Examining the recent controversy surrounding accounting for stock options, in which certain parties argued that stock option pricing should be treated as an ordinary expense and not a deductible business expense, this article explores what most accountants regard as the ‘good old debate’, looking to establish if – and to what extent – it was valid. In my view, it is, although the debate continues, the evidence of which points to the conclusion that the option’s pricing is a very different beast to the normal cost of the underlying asset.
The argument made by those who opposed the accounting for stock options proposal was that options pricing should be treated as an ordinary expense because of the inherent risks inherent in options trading, in particular the lack of protection for holders of option contracts. The idea is that options are priced below their underlying value, or, more accurately, below the exercise price of the underlying contract, but because the option does not entitle the holder to any cash until the option has been exercised (so the option seller has an incentive to purchase the underlying option at a lower strike price), he/she is not entitled to claim back his/her investment. This argument is based on the idea that options trading is speculative markets, where sellers of options do not have any financial incentive to ensure the underlying contract’s exercise.
As a result, the option seller can, and usually does, pay less than the original price of the option contract in order to secure the right to sell the underlying asset. Although there may be some limited exceptions, such as in the case of financial instruments such as foreign currency options, the fundamental point about option pricing remains.
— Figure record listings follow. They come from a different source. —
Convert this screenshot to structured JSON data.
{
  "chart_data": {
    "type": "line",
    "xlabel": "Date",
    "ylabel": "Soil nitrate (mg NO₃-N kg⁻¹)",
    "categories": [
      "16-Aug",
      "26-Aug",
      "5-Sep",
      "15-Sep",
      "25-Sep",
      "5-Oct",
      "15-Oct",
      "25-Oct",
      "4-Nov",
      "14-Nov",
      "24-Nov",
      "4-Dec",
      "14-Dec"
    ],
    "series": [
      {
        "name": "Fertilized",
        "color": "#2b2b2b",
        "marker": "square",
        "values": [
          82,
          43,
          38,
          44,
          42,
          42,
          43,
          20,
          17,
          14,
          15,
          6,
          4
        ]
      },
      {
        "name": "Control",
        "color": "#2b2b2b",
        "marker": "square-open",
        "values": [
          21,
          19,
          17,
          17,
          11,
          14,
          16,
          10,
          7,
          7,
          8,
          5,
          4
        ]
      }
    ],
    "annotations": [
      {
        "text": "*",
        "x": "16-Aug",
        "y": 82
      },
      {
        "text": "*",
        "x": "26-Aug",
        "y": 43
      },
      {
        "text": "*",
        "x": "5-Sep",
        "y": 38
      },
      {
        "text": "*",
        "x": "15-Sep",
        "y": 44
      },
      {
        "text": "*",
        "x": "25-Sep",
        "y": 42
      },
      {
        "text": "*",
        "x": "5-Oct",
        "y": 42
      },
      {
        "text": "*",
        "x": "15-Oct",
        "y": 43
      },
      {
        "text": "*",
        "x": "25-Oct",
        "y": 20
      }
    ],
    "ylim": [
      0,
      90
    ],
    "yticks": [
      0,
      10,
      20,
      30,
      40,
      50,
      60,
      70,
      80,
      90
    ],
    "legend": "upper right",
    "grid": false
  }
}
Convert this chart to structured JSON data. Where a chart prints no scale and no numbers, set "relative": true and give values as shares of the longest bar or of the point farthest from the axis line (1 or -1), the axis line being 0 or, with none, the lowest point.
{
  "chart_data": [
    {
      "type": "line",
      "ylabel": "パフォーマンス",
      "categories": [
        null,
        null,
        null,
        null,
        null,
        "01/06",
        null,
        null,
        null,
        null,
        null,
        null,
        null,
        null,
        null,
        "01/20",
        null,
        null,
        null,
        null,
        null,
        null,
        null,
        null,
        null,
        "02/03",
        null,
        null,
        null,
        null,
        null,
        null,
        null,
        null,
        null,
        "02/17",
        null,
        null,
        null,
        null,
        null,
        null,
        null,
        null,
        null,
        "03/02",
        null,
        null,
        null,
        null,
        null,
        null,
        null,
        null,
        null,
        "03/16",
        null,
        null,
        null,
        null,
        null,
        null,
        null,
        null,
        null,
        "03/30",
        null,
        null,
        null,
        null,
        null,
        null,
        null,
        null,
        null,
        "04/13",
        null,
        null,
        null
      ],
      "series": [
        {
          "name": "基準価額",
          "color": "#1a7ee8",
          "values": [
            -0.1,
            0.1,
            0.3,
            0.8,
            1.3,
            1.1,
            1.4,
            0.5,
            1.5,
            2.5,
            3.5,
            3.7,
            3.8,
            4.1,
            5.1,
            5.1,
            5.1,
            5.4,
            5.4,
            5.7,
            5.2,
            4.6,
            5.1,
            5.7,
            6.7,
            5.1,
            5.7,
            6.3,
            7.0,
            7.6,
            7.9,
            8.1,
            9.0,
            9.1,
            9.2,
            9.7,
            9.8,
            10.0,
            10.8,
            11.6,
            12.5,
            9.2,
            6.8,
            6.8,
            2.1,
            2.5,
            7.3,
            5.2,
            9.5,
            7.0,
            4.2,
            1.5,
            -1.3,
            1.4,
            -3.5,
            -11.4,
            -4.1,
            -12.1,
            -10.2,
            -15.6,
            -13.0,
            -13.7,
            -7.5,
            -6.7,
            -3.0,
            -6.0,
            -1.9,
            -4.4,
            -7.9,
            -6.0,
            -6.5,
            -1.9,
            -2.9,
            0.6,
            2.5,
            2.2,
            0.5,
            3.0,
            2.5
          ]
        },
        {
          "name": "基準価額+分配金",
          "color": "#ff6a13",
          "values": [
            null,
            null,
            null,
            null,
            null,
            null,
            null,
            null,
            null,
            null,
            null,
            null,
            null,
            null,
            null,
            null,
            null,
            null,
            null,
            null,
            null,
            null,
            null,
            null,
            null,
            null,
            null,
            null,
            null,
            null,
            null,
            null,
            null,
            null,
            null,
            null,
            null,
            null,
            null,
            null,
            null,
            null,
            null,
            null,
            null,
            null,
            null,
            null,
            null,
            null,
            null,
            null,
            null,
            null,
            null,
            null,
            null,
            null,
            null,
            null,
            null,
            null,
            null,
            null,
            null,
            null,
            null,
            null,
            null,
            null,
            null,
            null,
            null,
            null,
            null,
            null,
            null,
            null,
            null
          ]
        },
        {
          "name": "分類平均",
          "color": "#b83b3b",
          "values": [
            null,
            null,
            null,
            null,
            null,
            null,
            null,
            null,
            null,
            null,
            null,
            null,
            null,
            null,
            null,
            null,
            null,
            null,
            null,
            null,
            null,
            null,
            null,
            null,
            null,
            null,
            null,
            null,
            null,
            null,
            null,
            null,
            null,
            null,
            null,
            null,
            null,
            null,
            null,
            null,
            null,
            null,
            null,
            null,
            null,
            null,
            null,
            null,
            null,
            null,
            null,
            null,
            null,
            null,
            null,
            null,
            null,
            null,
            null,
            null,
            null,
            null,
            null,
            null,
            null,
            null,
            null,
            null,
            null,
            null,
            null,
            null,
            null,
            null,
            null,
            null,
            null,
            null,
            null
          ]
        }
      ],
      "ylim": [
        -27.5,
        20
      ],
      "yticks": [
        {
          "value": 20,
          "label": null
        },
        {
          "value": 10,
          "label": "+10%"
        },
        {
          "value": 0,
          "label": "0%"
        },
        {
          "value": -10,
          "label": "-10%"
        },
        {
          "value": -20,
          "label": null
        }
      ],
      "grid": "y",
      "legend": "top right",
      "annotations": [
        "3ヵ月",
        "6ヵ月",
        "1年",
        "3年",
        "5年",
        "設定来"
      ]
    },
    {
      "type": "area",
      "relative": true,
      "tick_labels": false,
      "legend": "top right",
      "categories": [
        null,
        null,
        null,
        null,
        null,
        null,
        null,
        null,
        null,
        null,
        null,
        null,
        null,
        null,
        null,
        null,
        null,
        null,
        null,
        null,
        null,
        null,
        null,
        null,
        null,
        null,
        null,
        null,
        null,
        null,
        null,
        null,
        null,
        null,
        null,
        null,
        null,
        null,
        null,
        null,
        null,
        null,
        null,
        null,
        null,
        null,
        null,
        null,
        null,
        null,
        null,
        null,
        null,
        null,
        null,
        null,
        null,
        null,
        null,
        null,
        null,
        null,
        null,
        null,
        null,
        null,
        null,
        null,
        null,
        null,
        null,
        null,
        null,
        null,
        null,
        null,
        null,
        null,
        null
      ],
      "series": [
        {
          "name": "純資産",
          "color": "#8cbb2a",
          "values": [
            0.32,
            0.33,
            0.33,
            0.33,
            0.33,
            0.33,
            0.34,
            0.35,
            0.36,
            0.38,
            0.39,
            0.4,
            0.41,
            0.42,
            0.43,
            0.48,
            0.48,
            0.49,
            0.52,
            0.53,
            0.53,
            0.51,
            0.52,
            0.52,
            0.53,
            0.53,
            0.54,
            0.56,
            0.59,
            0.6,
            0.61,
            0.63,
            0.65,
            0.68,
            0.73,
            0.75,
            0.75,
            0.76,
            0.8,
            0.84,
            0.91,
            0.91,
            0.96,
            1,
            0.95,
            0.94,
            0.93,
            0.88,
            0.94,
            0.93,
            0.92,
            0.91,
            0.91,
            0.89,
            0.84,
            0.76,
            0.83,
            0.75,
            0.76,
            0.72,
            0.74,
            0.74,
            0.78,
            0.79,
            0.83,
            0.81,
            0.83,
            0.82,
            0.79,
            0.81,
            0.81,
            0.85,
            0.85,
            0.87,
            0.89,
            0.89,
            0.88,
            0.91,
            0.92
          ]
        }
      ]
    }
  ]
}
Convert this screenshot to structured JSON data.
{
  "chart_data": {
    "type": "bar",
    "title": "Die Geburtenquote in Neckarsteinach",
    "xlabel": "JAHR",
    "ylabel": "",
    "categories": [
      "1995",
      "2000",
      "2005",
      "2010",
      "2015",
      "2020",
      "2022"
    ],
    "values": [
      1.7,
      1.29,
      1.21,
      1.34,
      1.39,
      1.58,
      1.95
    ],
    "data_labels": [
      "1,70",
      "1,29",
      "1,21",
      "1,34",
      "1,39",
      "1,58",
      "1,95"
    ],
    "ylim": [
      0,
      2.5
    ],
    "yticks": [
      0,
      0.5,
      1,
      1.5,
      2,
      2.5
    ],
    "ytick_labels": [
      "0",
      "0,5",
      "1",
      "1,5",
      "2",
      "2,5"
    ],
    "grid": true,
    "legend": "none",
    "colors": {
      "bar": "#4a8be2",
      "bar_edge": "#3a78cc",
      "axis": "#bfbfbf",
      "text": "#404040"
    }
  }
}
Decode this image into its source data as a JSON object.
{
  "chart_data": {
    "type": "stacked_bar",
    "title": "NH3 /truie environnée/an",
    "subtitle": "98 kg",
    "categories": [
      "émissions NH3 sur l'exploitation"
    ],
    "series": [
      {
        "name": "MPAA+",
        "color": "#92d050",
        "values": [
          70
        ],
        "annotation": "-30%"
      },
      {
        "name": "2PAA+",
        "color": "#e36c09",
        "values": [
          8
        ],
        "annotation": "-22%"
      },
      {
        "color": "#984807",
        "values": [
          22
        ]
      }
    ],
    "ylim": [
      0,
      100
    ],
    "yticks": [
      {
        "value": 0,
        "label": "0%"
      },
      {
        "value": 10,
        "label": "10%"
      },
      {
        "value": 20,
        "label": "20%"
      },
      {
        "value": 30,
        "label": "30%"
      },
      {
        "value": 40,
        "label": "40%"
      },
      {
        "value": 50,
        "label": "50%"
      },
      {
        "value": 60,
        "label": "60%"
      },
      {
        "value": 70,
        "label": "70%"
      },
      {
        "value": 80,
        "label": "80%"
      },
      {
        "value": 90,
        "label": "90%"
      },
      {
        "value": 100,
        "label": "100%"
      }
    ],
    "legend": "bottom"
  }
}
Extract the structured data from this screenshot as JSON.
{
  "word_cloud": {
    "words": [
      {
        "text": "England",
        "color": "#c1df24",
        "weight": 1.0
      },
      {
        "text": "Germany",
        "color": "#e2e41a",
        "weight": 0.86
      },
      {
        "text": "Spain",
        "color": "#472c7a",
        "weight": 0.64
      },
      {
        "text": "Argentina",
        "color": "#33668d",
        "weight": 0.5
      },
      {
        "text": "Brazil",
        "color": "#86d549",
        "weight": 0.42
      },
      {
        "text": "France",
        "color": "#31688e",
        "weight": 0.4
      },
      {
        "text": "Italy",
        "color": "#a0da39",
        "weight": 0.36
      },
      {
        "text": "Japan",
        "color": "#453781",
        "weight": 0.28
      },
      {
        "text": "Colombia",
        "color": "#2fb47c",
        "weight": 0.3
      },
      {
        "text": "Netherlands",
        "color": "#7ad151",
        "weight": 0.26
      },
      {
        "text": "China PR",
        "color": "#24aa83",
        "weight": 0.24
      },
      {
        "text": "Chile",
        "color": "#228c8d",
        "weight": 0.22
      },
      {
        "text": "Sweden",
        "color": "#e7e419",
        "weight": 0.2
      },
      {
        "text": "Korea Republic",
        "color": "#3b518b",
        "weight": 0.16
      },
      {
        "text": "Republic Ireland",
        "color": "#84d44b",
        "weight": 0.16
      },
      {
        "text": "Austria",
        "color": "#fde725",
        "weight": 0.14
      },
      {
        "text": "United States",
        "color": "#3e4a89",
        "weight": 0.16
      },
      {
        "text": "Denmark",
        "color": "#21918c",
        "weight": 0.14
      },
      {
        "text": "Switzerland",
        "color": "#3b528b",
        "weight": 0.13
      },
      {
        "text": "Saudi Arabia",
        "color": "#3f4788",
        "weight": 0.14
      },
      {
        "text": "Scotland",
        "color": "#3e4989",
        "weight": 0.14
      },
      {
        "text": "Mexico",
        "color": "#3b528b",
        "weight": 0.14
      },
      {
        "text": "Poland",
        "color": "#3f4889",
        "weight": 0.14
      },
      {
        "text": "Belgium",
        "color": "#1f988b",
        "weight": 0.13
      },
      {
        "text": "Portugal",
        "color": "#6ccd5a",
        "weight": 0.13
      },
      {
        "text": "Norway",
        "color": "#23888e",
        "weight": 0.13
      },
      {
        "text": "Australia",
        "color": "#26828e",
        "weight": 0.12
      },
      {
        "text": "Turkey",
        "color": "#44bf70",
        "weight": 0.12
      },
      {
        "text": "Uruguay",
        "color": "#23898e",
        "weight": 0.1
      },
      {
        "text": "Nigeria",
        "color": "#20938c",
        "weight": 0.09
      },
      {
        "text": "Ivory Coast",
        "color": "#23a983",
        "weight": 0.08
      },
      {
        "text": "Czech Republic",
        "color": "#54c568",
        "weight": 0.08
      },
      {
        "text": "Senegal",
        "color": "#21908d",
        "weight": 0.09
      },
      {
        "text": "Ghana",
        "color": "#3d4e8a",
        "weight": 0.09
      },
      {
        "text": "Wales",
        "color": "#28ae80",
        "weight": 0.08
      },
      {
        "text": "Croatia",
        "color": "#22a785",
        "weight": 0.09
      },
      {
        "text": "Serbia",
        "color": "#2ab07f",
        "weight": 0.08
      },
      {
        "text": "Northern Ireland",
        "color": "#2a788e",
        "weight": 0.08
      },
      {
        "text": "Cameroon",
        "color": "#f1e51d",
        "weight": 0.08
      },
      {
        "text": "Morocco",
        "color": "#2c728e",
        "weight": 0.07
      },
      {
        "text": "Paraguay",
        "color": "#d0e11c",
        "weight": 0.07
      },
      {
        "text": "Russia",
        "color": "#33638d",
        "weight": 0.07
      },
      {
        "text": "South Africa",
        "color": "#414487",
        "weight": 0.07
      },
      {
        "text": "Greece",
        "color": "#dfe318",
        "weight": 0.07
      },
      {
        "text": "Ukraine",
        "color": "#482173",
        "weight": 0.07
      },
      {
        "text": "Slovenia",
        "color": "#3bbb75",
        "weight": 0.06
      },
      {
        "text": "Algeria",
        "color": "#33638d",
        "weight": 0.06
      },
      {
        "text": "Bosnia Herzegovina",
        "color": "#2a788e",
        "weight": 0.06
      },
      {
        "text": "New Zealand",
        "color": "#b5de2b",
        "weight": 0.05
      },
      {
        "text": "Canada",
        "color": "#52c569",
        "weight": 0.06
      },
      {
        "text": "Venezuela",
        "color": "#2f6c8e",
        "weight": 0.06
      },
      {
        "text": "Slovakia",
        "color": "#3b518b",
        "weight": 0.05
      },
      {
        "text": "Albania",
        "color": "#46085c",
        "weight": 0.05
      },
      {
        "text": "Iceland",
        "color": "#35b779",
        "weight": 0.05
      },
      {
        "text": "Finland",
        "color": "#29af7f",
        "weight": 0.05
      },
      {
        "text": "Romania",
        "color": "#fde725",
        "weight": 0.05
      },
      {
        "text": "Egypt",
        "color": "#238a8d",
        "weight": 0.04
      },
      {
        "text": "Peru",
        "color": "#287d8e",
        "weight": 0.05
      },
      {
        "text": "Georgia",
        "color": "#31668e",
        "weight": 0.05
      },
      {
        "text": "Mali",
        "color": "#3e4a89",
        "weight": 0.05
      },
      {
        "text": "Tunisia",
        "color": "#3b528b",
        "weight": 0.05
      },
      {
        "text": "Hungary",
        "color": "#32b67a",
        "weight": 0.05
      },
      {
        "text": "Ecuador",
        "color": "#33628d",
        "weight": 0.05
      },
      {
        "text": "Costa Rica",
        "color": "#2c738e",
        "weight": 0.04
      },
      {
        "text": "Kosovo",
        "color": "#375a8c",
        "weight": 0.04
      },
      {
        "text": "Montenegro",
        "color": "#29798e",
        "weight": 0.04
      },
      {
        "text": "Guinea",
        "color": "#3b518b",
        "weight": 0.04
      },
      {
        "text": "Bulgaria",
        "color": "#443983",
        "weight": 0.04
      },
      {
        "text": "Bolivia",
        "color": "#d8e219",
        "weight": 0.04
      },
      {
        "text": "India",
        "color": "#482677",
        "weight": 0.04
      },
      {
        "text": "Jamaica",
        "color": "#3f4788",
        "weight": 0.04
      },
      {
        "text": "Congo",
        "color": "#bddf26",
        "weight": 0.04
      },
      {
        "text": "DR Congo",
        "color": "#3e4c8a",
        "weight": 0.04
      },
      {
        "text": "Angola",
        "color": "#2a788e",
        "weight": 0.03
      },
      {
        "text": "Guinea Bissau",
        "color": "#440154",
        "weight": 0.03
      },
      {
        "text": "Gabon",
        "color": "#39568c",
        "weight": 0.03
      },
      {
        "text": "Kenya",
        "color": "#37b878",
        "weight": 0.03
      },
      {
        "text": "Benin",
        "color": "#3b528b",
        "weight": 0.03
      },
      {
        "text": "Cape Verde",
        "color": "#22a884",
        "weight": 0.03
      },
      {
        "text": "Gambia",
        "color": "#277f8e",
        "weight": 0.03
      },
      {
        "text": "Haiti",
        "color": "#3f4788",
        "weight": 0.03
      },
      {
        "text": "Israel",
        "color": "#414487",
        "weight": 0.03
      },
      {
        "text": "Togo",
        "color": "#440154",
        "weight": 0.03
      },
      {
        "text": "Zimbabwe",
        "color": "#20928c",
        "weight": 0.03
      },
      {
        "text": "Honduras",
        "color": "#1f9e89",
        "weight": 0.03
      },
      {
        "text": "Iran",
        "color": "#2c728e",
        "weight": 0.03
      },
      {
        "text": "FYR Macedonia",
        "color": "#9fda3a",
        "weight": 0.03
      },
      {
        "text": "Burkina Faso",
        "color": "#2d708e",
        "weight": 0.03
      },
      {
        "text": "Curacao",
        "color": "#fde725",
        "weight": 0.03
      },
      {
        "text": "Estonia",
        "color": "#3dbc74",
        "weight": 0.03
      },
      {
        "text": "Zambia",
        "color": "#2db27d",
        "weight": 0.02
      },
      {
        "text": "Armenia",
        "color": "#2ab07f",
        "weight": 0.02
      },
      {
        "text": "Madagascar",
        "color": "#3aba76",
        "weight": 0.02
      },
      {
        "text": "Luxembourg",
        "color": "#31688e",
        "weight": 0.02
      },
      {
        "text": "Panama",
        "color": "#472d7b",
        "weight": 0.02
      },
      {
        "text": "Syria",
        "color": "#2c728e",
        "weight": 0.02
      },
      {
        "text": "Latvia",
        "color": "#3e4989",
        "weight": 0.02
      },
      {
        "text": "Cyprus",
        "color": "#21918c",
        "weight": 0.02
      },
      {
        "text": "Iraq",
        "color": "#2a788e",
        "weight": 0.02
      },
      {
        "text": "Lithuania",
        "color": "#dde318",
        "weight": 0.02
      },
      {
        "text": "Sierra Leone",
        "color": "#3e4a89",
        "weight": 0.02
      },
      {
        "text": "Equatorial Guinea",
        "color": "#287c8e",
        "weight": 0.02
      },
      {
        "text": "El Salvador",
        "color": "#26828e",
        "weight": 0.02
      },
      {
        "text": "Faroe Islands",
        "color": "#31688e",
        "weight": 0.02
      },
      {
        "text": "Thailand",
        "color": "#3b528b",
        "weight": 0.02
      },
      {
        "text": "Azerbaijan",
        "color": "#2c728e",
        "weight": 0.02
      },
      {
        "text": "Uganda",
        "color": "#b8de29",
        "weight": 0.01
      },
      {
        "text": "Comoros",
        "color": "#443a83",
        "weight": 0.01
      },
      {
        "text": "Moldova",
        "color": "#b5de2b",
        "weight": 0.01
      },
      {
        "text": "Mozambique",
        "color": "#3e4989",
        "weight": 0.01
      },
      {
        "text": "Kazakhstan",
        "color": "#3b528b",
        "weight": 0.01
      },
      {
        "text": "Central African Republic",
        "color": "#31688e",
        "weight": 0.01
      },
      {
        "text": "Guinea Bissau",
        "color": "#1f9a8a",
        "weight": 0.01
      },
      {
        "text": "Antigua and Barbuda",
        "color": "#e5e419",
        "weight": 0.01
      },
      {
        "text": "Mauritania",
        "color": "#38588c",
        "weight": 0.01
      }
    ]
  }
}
That is, there is a significant difference between the option seller’s ability to recoup his/her investment, and his/her ability to claim back his/her investment.
As far as options pricing is concerned, one important consideration is the fact that option sellers often only exercise their right to purchase an option contract when the option has not yet reached its exercise price. By that I mean, the seller’s right to purchase the option is not available until the option has been exercised by the purchaser – that is, the buyer of the option has bought the underlying asset and exercised the right to purchase the option. This means that an option seller cannot claim back any amount of the profit on an option that has not been sold by the purchaser. under this analysis.
This is another reason why the accounting for option pricing is different to other expense categories. There is a large amount of ‘rebound’ potential from the purchase of an option and the option seller will generally earn more profits from the exercise of an option than he/she would from the exercise of a stock option. Consequently, the option seller will pay much less than the price he/she is required to pay for an option contract when it is purchased.
However, there are also other factors affecting options pricing other than the size of the profit potential for the option seller. For example, the option seller’s risk factor – which is the share of his/her overall profit or loss attributable to the risk of an option contract – can vary considerably. Other than the price and exercise date, there is little else that the seller can do with the options contract until the purchaser of the option exercises the option has exercised. In this respect, the option’s pricing is similar to ordinary stock pricing: the higher the price of the option, the higher the profit that the seller will make and the less the seller will pay when he/she sells the option contract.